In Georgia, lawyers for the secretary of state are seeking to have the court reject an “expert” analysis declaring that Mr. Biden’s winning result included more than 10,000 ballots from dead citizens. The state’s own expert analyst in the case, the M.I.T. political scientist Charles Stewart III, concluded that the Trump campaign only appeared to “identify the unremarkable fact that some Georgians who voted share the name and birth year of a different person who died,” as state lawyers put it. In several other instances, the “dead voters” in whose names the Trump campaign said ballots were cast proved very much alive.

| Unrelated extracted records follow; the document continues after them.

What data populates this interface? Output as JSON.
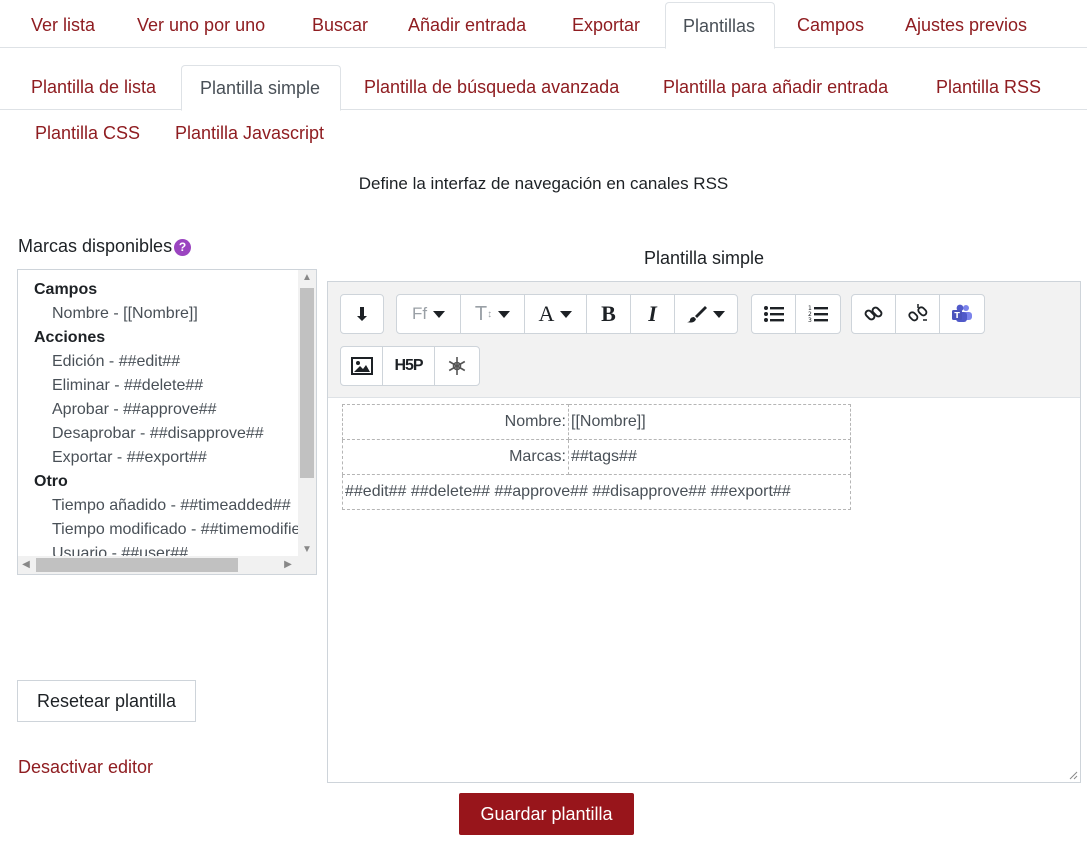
{
  "main_tabs": [
    "Ver lista",
    "Ver uno por uno",
    "Buscar",
    "Añadir entrada",
    "Exportar",
    "Plantillas",
    "Campos",
    "Ajustes previos"
  ],
  "sub_tabs": [
    "Plantilla de lista",
    "Plantilla simple",
    "Plantilla de búsqueda avanzada",
    "Plantilla para añadir entrada",
    "Plantilla RSS",
    "Plantilla CSS",
    "Plantilla Javascript"
  ],
  "description": "Define la interfaz de navegación en canales RSS",
  "marks": {
    "title": "Marcas disponibles",
    "help_icon": "question-circle-icon",
    "groups": [
      {
        "label": "Campos",
        "items": [
          "Nombre - [[Nombre]]"
        ]
      },
      {
        "label": "Acciones",
        "items": [
          "Edición - ##edit##",
          "Eliminar - ##delete##",
          "Aprobar - ##approve##",
          "Desaprobar - ##disapprove##",
          "Exportar - ##export##"
        ]
      },
      {
        "label": "Otro",
        "items": [
          "Tiempo añadido - ##timeadded##",
          "Tiempo modificado - ##timemodified##",
          "Usuario - ##user##"
        ]
      }
    ]
  },
  "reset_button": "Resetear plantilla",
  "disable_editor": "Desactivar editor",
  "editor": {
    "title": "Plantilla simple",
    "toolbar_icons": [
      "more-icon",
      "font-family-icon",
      "font-size-icon",
      "font-color-icon",
      "bold-icon",
      "italic-icon",
      "paintbrush-icon",
      "unordered-list-icon",
      "ordered-list-icon",
      "link-icon",
      "unlink-icon",
      "teams-icon",
      "image-icon",
      "h5p-icon",
      "snowflake-icon"
    ],
    "rows": [
      {
        "label": "Nombre:",
        "value": "[[Nombre]]"
      },
      {
        "label": "Marcas:",
        "value": "##tags##"
      }
    ],
    "actions_line": "##edit## ##delete## ##approve## ##disapprove## ##export##"
  },
  "save_button": "Guardar plantilla",
  "colors": {
    "accent": "#8f1d21",
    "save_bg": "#98151b",
    "help": "#9b44c0"
  }
}
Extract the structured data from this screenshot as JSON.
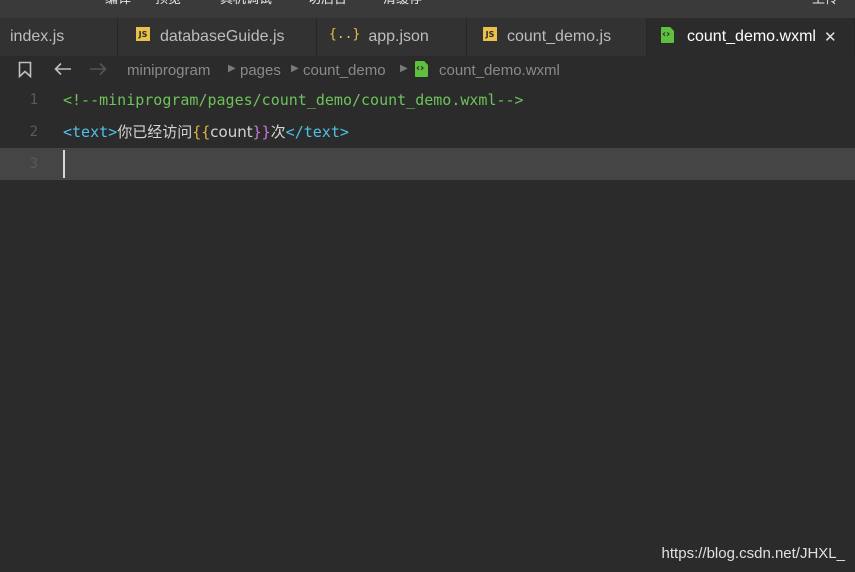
{
  "toolbar": {
    "items": [
      "编译",
      "预览",
      "真机调试",
      "切后台",
      "清缓存",
      "上传"
    ]
  },
  "tabs": [
    {
      "label": "index.js",
      "icon": "js-icon"
    },
    {
      "label": "databaseGuide.js",
      "icon": "js-icon"
    },
    {
      "label": "app.json",
      "icon": "json-icon"
    },
    {
      "label": "count_demo.js",
      "icon": "js-icon"
    },
    {
      "label": "count_demo.wxml",
      "icon": "wxml-icon",
      "active": true,
      "close": "✕"
    }
  ],
  "breadcrumb": {
    "segments": [
      "miniprogram",
      "pages",
      "count_demo",
      "count_demo.wxml"
    ]
  },
  "editor": {
    "lines": [
      {
        "number": "1",
        "comment": "<!--miniprogram/pages/count_demo/count_demo.wxml-->"
      },
      {
        "number": "2",
        "open_tag": "<text>",
        "text": "你已经访问",
        "brace_open": "{{",
        "var": "count",
        "brace_close": "}}",
        "text2": "次",
        "close_tag": "</text>"
      },
      {
        "number": "3"
      }
    ]
  },
  "watermark": "https://blog.csdn.net/JHXL_",
  "colors": {
    "background": "#2b2b2b",
    "comment": "#6cc35a",
    "tag": "#4fc1e9",
    "js_icon": "#e8c04a",
    "wxml_icon": "#5fbf3f"
  }
}
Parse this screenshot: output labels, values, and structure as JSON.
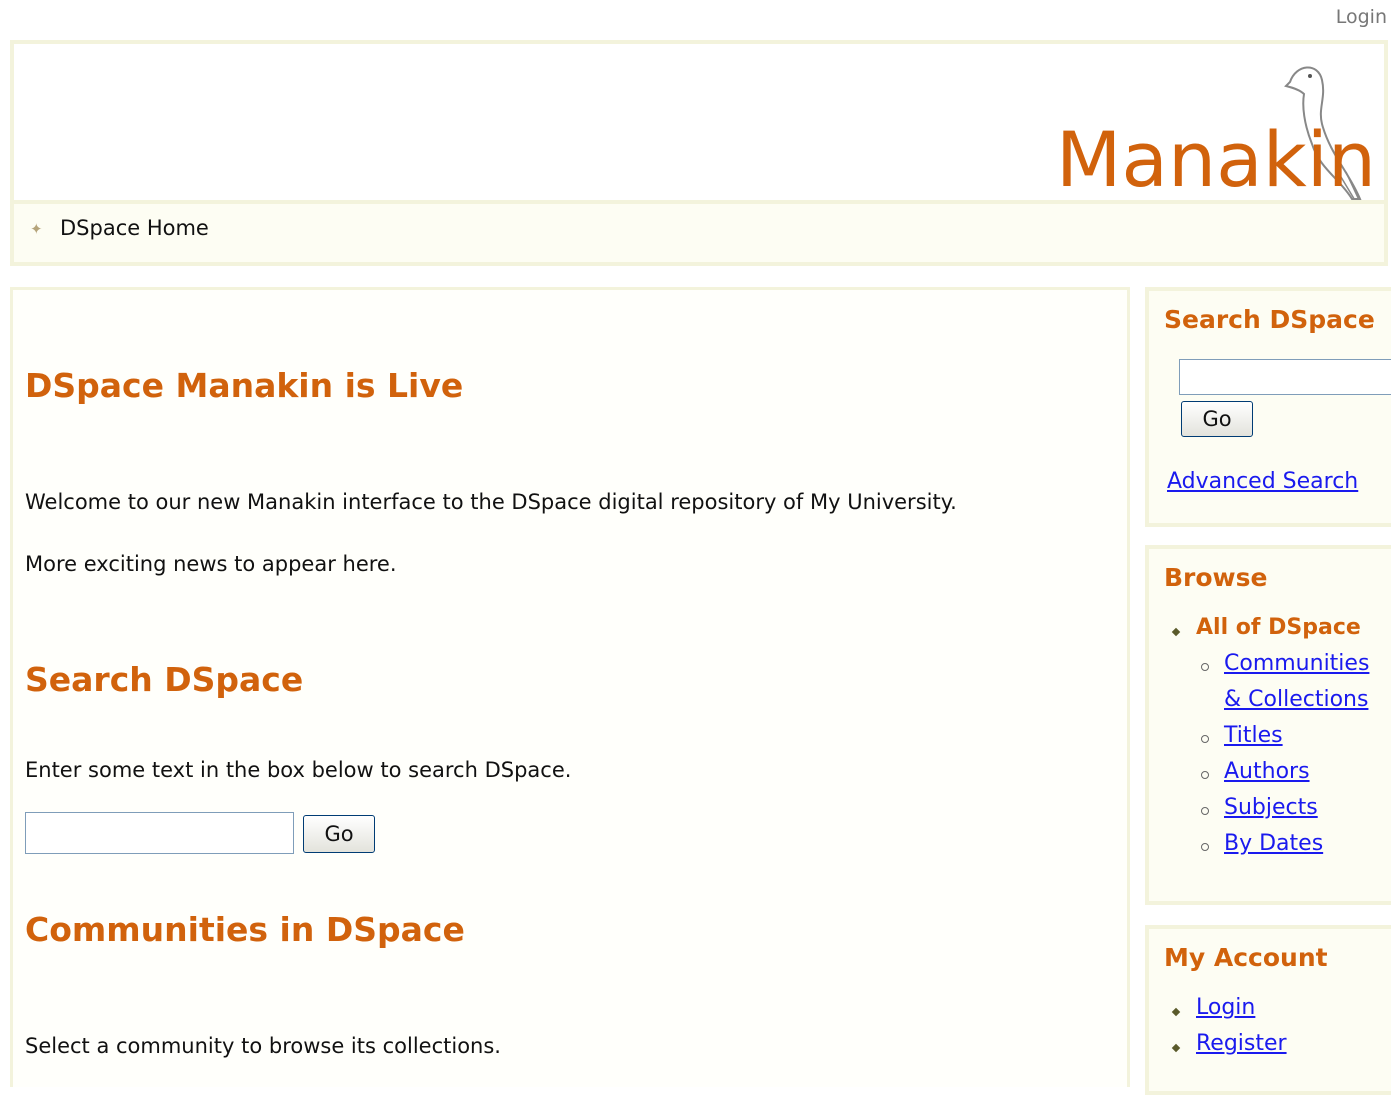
{
  "top_login": "Login",
  "header": {
    "logo_text": "Manakin",
    "trail_label": "DSpace Home"
  },
  "main": {
    "news_title": "DSpace Manakin is Live",
    "news_p1": "Welcome to our new Manakin interface to the DSpace digital repository of My University.",
    "news_p2": "More exciting news to appear here.",
    "search_title": "Search DSpace",
    "search_text": "Enter some text in the box below to search DSpace.",
    "search_value": "",
    "go_label": "Go",
    "communities_title": "Communities in DSpace",
    "communities_text": "Select a community to browse its collections."
  },
  "sidebar": {
    "search": {
      "title": "Search DSpace",
      "value": "",
      "go_label": "Go",
      "advanced_label": "Advanced Search"
    },
    "browse": {
      "title": "Browse",
      "all_label": "All of DSpace",
      "items": [
        {
          "label": "Communities"
        },
        {
          "label": "& Collections"
        },
        {
          "label": "Titles"
        },
        {
          "label": "Authors"
        },
        {
          "label": "Subjects"
        },
        {
          "label": "By Dates"
        }
      ]
    },
    "account": {
      "title": "My Account",
      "items": [
        {
          "label": "Login"
        },
        {
          "label": "Register"
        }
      ]
    }
  },
  "colors": {
    "accent": "#d1620c",
    "link": "#1a1aee",
    "border": "#f3f3dc",
    "panel_bg": "#fdfdf3"
  },
  "icons": {
    "trail": "diamond-arrow-icon",
    "logo": "bird-icon"
  }
}
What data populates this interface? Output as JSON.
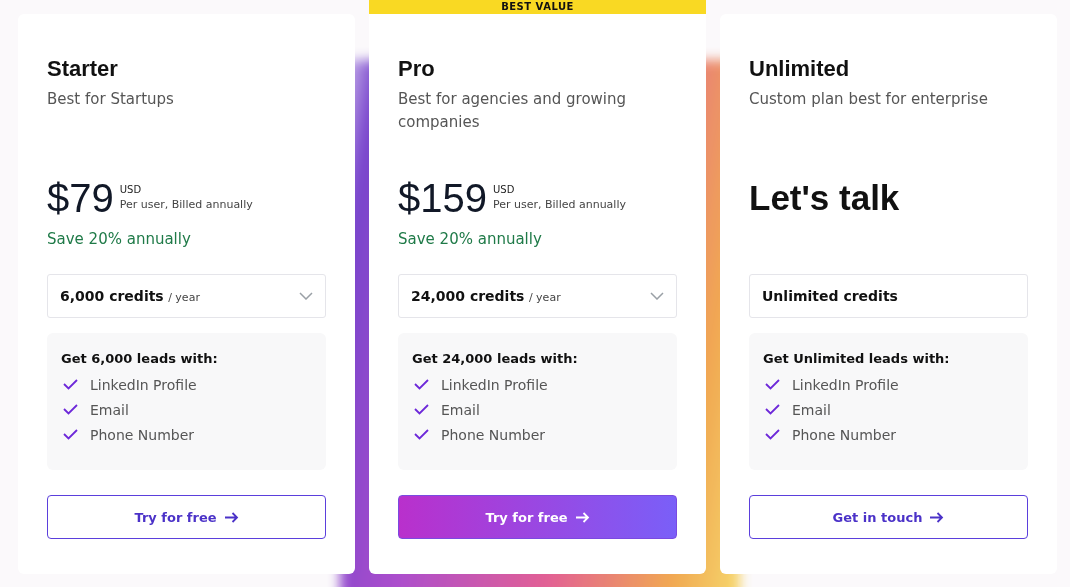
{
  "plans": [
    {
      "name": "Starter",
      "tagline": "Best for Startups",
      "pricing": {
        "kind": "amount",
        "price": "$79",
        "currency": "USD",
        "billing": "Per user, Billed annually",
        "savings": "Save 20% annually"
      },
      "credits": {
        "kind": "dropdown",
        "amount": "6,000 credits",
        "period": "/ year"
      },
      "features_title": "Get 6,000 leads with:",
      "features": [
        "LinkedIn Profile",
        "Email",
        "Phone Number"
      ],
      "cta": {
        "label": "Try for free",
        "primary": false
      }
    },
    {
      "name": "Pro",
      "tagline": "Best for agencies and growing companies",
      "badge": "BEST VALUE",
      "pricing": {
        "kind": "amount",
        "price": "$159",
        "currency": "USD",
        "billing": "Per user, Billed annually",
        "savings": "Save 20% annually"
      },
      "credits": {
        "kind": "dropdown",
        "amount": "24,000 credits",
        "period": "/ year"
      },
      "features_title": "Get 24,000 leads with:",
      "features": [
        "LinkedIn Profile",
        "Email",
        "Phone Number"
      ],
      "cta": {
        "label": "Try for free",
        "primary": true
      }
    },
    {
      "name": "Unlimited",
      "tagline": "Custom plan best for enterprise",
      "pricing": {
        "kind": "text",
        "price": "Let's talk"
      },
      "credits": {
        "kind": "static",
        "amount": "Unlimited credits"
      },
      "features_title": "Get Unlimited leads with:",
      "features": [
        "LinkedIn Profile",
        "Email",
        "Phone Number"
      ],
      "cta": {
        "label": "Get in touch",
        "primary": false
      }
    }
  ]
}
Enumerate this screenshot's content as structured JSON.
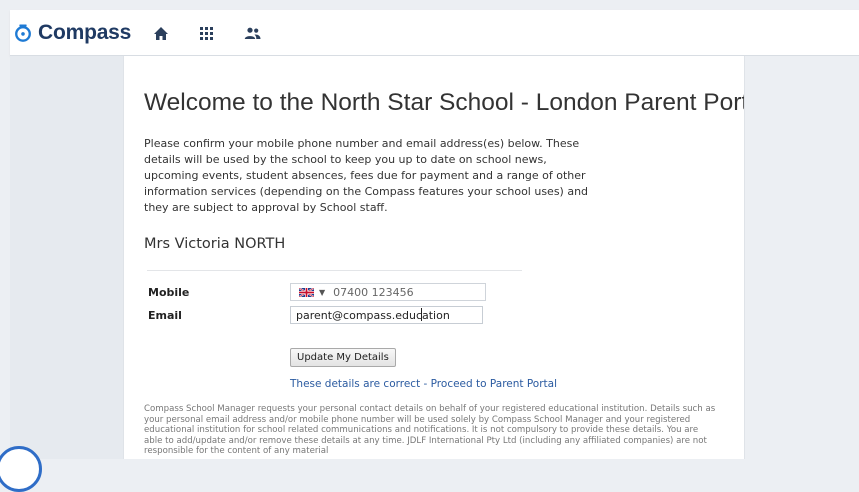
{
  "app": {
    "name": "Compass",
    "brand_color": "#1f3a63",
    "accent_color": "#1e7ad4"
  },
  "topnav": {
    "icons": [
      "home-icon",
      "apps-grid-icon",
      "people-icon"
    ]
  },
  "main": {
    "title": "Welcome to the North Star School - London Parent Portal",
    "intro": "Please confirm your mobile phone number and email address(es) below. These details will be used by the school to keep you up to date on school news, upcoming events, student absences, fees due for payment and a range of other information services (depending on the Compass features your school uses) and they are subject to approval by School staff.",
    "parent_name": "Mrs Victoria NORTH",
    "mobile": {
      "label": "Mobile",
      "country_flag": "gb-flag-icon",
      "value": "07400 123456"
    },
    "email": {
      "label": "Email",
      "value": "parent@compass.education"
    },
    "update_button": "Update My Details",
    "proceed_link": "These details are correct - Proceed to Parent Portal",
    "fineprint": "Compass School Manager requests your personal contact details on behalf of your registered educational institution. Details such as your personal email address and/or mobile phone number will be used solely by Compass School Manager and your registered educational institution for school related communications and notifications. It is not compulsory to provide these details. You are able to add/update and/or remove these details at any time. JDLF International Pty Ltd (including any affiliated companies) are not responsible for the content of any material"
  }
}
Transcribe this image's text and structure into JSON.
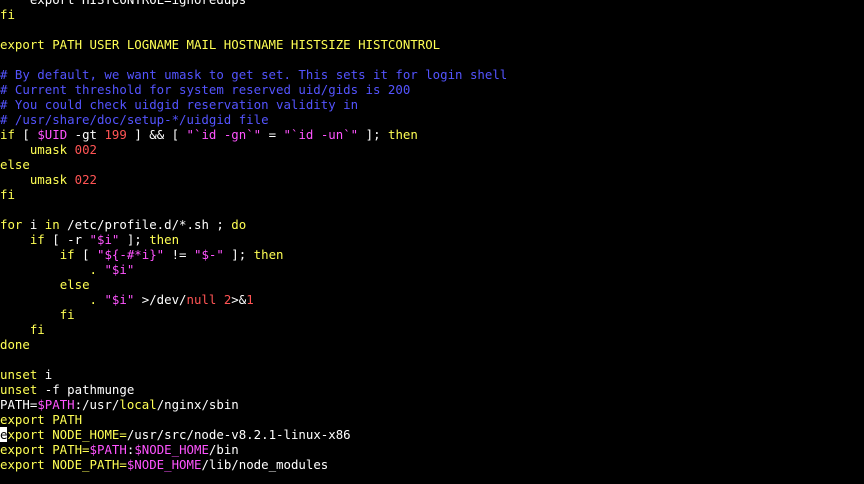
{
  "colors": {
    "background": "#000000",
    "text": "#ffffff",
    "keyword": "#ffff54",
    "comment": "#5454ff",
    "string": "#ff54ff",
    "variable": "#ff54ff",
    "number": "#ff5454",
    "cursor": "#ffffff"
  },
  "editor": {
    "cursor": {
      "line": 29,
      "column": 0
    },
    "lines": [
      [
        {
          "t": "    export HISTCONTROL=ignoredups",
          "c": "d"
        }
      ],
      [
        {
          "t": "fi",
          "c": "k"
        }
      ],
      [],
      [
        {
          "t": "export PATH USER LOGNAME MAIL HOSTNAME HISTSIZE HISTCONTROL",
          "c": "k"
        }
      ],
      [],
      [
        {
          "t": "# By default, we want umask to get set. This sets it for login shell",
          "c": "c"
        }
      ],
      [
        {
          "t": "# Current threshold for system reserved uid/gids is 200",
          "c": "c"
        }
      ],
      [
        {
          "t": "# You could check uidgid reservation validity in",
          "c": "c"
        }
      ],
      [
        {
          "t": "# /usr/share/doc/setup-*/uidgid file",
          "c": "c"
        }
      ],
      [
        {
          "t": "if",
          "c": "k"
        },
        {
          "t": " [ ",
          "c": "d"
        },
        {
          "t": "$UID",
          "c": "v"
        },
        {
          "t": " -gt ",
          "c": "d"
        },
        {
          "t": "199",
          "c": "n"
        },
        {
          "t": " ] && [ ",
          "c": "d"
        },
        {
          "t": "\"`id -gn`\"",
          "c": "s"
        },
        {
          "t": " = ",
          "c": "d"
        },
        {
          "t": "\"`id -un`\"",
          "c": "s"
        },
        {
          "t": " ]; ",
          "c": "d"
        },
        {
          "t": "then",
          "c": "k"
        }
      ],
      [
        {
          "t": "    umask ",
          "c": "k"
        },
        {
          "t": "002",
          "c": "n"
        }
      ],
      [
        {
          "t": "else",
          "c": "k"
        }
      ],
      [
        {
          "t": "    umask ",
          "c": "k"
        },
        {
          "t": "022",
          "c": "n"
        }
      ],
      [
        {
          "t": "fi",
          "c": "k"
        }
      ],
      [],
      [
        {
          "t": "for",
          "c": "k"
        },
        {
          "t": " i ",
          "c": "d"
        },
        {
          "t": "in",
          "c": "k"
        },
        {
          "t": " /etc/profile.d/*.sh ; ",
          "c": "d"
        },
        {
          "t": "do",
          "c": "k"
        }
      ],
      [
        {
          "t": "    ",
          "c": "d"
        },
        {
          "t": "if",
          "c": "k"
        },
        {
          "t": " [ -r ",
          "c": "d"
        },
        {
          "t": "\"$i\"",
          "c": "s"
        },
        {
          "t": " ]; ",
          "c": "d"
        },
        {
          "t": "then",
          "c": "k"
        }
      ],
      [
        {
          "t": "        ",
          "c": "d"
        },
        {
          "t": "if",
          "c": "k"
        },
        {
          "t": " [ ",
          "c": "d"
        },
        {
          "t": "\"${-#*i}\"",
          "c": "s"
        },
        {
          "t": " != ",
          "c": "d"
        },
        {
          "t": "\"$-\"",
          "c": "s"
        },
        {
          "t": " ]; ",
          "c": "d"
        },
        {
          "t": "then",
          "c": "k"
        }
      ],
      [
        {
          "t": "            . ",
          "c": "k"
        },
        {
          "t": "\"$i\"",
          "c": "s"
        }
      ],
      [
        {
          "t": "        ",
          "c": "d"
        },
        {
          "t": "else",
          "c": "k"
        }
      ],
      [
        {
          "t": "            . ",
          "c": "k"
        },
        {
          "t": "\"$i\"",
          "c": "s"
        },
        {
          "t": " >/dev/",
          "c": "d"
        },
        {
          "t": "null",
          "c": "n"
        },
        {
          "t": " ",
          "c": "d"
        },
        {
          "t": "2",
          "c": "n"
        },
        {
          "t": ">&",
          "c": "d"
        },
        {
          "t": "1",
          "c": "n"
        }
      ],
      [
        {
          "t": "        ",
          "c": "d"
        },
        {
          "t": "fi",
          "c": "k"
        }
      ],
      [
        {
          "t": "    ",
          "c": "d"
        },
        {
          "t": "fi",
          "c": "k"
        }
      ],
      [
        {
          "t": "done",
          "c": "k"
        }
      ],
      [],
      [
        {
          "t": "unset",
          "c": "k"
        },
        {
          "t": " i",
          "c": "d"
        }
      ],
      [
        {
          "t": "unset",
          "c": "k"
        },
        {
          "t": " -f pathmunge",
          "c": "d"
        }
      ],
      [
        {
          "t": "PATH=",
          "c": "d"
        },
        {
          "t": "$PATH",
          "c": "v"
        },
        {
          "t": ":/usr/",
          "c": "d"
        },
        {
          "t": "local",
          "c": "k"
        },
        {
          "t": "/nginx/sbin",
          "c": "d"
        }
      ],
      [
        {
          "t": "export PATH",
          "c": "k"
        }
      ],
      [
        {
          "t": "export NODE_HOME=",
          "c": "k"
        },
        {
          "t": "/usr/src/node-v8.2.1-linux-x86",
          "c": "d"
        }
      ],
      [
        {
          "t": "export PATH=",
          "c": "k"
        },
        {
          "t": "$PATH",
          "c": "v"
        },
        {
          "t": ":",
          "c": "d"
        },
        {
          "t": "$NODE_HOME",
          "c": "v"
        },
        {
          "t": "/bin",
          "c": "d"
        }
      ],
      [
        {
          "t": "export NODE_PATH=",
          "c": "k"
        },
        {
          "t": "$NODE_HOME",
          "c": "v"
        },
        {
          "t": "/lib/node_modules",
          "c": "d"
        }
      ]
    ]
  }
}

This past week in Pennsylvania, authorities did make one arrest based on an accusation the Trump campaign first leveled in November. Delaware County prosecutors said a man named Bruce Bartman cast an absentee ballot in his deceased mother’s name — for Mr. Trump. Mr. Bartman’s lawyer said Mr. Bartman had done so as a misguided “form of protest,” and the local prosecutor said it was nothing more than “evidence that one person committed voter fraud.”

Mr. Trump and his allies have also attacked election officials themselves. In a new twist on voter fraud mythology, they have claimed the officials were either complicit in fantastical fraud schemes or willing participants. In multiple states such accusations were summarily thrown out by judges.

In Arizona, Republicans filed a federal lawsuit claiming that both election workers and Democratic officials overseeing the election “could” have perpetuated any number of fraudulent activities. Judge Diane J. Humetewa, an appointee of former President Barack Obama, dismissed the suit, saying “these innuendoes fail to meet” standards for fraud allegations.

In Michigan, Judge Timothy M. Kenny, a state judge, was asked to consider the claim that election officials “coached” people to vote — a claim that was made, the judge noted in dismissing it, without a location or date or other relevant details.